We’re kicking off our new blog with a celebration of the country music books that we’ve co-published over the past two decades with the Country Music Foundation Press. In honor of our country music titles, and coinciding with the premiere of Ken Burns’s new Country Music documentary, we’ve put together playlists that draw from a selection of our country music books.
Today’s first playlist (below) comes from A&R Pioneers: Architects of American Roots Music on Record by Brian Ward and Patrick Huber.
A&R Pioneers offers the first comprehensive account of the diverse group of men and women who pioneered artists-and-repertoire (A&R) work in the early US recording business. In the process, they helped create much of what we now think of as American roots music and established the basic structure and practices of the modern music industry.

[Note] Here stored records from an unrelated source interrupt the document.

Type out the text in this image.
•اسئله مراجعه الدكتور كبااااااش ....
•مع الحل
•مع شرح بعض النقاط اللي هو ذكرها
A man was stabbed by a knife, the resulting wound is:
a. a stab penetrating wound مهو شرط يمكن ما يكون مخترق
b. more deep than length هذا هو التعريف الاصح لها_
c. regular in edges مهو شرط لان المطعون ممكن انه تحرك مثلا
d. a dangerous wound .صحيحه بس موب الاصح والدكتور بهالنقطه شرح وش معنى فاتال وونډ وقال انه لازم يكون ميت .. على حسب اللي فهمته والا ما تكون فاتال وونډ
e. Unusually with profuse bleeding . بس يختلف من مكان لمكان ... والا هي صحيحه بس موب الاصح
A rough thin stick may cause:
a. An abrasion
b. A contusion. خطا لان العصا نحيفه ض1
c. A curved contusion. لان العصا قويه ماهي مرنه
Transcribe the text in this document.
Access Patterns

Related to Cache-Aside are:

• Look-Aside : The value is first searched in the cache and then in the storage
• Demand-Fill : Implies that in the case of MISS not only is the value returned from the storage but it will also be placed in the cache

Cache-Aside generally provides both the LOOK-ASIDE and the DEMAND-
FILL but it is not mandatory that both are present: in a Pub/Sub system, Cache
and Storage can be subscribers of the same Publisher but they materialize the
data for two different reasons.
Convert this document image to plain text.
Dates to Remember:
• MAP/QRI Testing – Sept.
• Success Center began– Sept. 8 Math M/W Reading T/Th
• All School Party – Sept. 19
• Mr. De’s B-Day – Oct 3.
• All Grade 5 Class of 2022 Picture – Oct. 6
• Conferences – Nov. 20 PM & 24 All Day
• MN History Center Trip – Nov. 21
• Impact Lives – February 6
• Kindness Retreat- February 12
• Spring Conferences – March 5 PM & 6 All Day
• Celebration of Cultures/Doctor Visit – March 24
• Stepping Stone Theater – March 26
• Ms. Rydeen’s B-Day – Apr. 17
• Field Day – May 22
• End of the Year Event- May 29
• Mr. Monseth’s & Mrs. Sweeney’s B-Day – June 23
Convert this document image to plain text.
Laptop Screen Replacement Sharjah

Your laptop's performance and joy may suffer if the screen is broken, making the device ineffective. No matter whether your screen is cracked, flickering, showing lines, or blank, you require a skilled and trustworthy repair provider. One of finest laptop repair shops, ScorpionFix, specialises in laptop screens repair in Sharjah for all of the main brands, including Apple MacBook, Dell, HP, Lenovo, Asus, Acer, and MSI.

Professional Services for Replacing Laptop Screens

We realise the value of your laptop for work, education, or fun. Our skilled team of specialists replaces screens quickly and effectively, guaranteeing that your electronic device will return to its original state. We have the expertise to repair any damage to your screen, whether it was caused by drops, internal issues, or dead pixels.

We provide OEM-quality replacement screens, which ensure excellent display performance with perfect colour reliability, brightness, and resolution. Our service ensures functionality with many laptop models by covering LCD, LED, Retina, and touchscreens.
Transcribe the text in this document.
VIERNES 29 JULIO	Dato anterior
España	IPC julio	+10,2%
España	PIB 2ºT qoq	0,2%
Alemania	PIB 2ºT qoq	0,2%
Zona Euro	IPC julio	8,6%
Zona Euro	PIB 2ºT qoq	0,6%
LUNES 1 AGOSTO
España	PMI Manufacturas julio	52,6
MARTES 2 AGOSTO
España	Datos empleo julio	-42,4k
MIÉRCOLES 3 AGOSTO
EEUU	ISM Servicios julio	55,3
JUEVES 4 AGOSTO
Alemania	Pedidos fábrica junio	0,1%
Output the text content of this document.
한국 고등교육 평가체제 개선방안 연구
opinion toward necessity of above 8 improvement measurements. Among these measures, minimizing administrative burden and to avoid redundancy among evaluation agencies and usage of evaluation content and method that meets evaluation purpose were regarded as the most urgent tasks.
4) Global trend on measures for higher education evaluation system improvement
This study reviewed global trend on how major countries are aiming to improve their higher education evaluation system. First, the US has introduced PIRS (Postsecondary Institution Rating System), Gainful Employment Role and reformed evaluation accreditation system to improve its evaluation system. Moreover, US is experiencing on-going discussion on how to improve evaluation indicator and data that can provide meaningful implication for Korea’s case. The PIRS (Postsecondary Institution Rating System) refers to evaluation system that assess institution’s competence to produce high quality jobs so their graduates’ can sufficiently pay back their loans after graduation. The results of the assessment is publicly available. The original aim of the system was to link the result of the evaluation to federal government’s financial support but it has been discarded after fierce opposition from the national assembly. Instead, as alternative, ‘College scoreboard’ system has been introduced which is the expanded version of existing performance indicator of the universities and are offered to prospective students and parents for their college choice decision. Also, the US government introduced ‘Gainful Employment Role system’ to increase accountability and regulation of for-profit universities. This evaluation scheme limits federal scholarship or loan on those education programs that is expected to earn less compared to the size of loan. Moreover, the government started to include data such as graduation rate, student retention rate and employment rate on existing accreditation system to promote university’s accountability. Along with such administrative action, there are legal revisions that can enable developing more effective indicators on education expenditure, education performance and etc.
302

From the American Library Association’s Choice review of A&R Pioneers:
In the 1920s and 1930s, A&R (i.e., artist and repertoire) workers in the record industry traveled the US seeking talented regional artists to record for their labels. This meticulously documented book is about those promoters, whose efforts disseminated local music not only to the whole country, but eventually to the whole world. Ward and Huber present profiles of both well-known and little-known promoters whose work was significant. . . . Valuable because it focuses on numerous promoters and companies rather than just one, this volume will be particularly useful for those interested in the music business. Highly recommended.